If you had the opportunity to find out when you’re going to die, would you take it? Better yet, if you could find out when you’re going to die and from what, the prediction could even help you change habits to extend your life beyond the initial prediction. A machine that was able to predict your death within a five year span could give hope and initiate change in at risk patients.
What I’m talking about, of course, is the recent study published in the Scientific Reports in which it is described how artificial intelligence analyses of routine medical scans could, in the future, be able to predict a person’s risk of death.
In the study, a machine-learning algorithm was used to analyze routine chest CT scans from 48 adults over the age of 60. The machine was able to accurately predict the chances of a patient’s death 70% of the time by contrasting data from the scans. These predictions are about as accurate as mortality predictions by a human expert. The way the researchers were able to verify the system’s predictions were by using old data collected from patients who had either survived or died within five years.
When it comes to humans doing the predictions, doctors most use chest scans, because they allow doctors to see major organs and tissues like the lungs, heart, and major blood vessels. The doctors are then able to check for bio-markers like tumors, and measure traits like the quantity of atherosclerotic plague, which is an indicator of dangerous buildup in the arteries. The machine works differently and is able to identify subtle variations among patients to find potentially dangerous abnormalities.
Because of this, the researchers are not sure which factors the system learned to associate with increased chance of mortality. However, the machine could get even better at accurate predictions if presented with a much bigger data set. That is why the researchers are currently conducting a similar study with more than 12,000 participants.

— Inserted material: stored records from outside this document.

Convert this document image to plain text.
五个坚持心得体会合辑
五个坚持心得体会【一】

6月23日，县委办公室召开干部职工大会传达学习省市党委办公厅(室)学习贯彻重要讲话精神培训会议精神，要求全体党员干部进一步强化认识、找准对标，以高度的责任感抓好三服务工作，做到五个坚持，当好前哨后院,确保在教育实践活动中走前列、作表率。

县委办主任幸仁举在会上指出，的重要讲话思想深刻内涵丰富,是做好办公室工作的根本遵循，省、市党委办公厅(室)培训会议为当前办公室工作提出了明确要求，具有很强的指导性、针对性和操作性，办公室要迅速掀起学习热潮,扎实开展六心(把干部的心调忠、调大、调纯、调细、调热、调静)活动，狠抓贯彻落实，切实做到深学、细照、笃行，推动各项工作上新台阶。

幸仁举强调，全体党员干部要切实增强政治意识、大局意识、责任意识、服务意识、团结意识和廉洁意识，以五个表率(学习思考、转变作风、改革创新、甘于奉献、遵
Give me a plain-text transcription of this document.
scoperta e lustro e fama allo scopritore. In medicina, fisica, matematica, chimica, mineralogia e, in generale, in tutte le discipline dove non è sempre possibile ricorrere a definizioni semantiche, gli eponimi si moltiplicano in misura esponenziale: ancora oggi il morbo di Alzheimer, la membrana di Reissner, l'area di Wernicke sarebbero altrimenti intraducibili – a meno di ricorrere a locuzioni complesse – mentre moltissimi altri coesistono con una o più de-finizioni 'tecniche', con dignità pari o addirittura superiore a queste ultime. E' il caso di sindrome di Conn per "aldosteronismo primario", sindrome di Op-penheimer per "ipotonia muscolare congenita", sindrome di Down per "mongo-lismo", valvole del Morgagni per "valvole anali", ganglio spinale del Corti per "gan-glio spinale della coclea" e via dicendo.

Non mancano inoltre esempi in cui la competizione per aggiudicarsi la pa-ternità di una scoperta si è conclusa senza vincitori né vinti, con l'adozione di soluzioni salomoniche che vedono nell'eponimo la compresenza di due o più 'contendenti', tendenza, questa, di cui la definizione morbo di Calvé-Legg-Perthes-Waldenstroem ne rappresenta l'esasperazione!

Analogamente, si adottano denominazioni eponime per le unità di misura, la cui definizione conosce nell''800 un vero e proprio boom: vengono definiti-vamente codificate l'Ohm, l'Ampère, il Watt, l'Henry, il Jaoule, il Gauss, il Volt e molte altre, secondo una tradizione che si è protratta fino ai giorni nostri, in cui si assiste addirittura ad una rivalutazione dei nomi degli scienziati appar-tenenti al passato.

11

The machine has the ability to save doctors precious time when analyzing data; it would provide risk calculations and analyze more data from routine chest CT scans much faster than humans would be able, that way the doctors wouldn’t have to go through each individual scan.
But as you can imagine, the researchers are most excited about the future possibilities this machine algorithm holds.
The study’s lead author, Luke Oakden-Rayner, said in a press release: “Although for this study only a small sample of patients was used, our research suggests that the computer has learnt to recognize the complex imaging appearances of diseases, something that requires extensive training for human experts. Our research opens new avenues for the application of artificial-intelligence technology in medical image analysis, and could offer new hope for the early detection of serious illness requiring specific medical interventions.”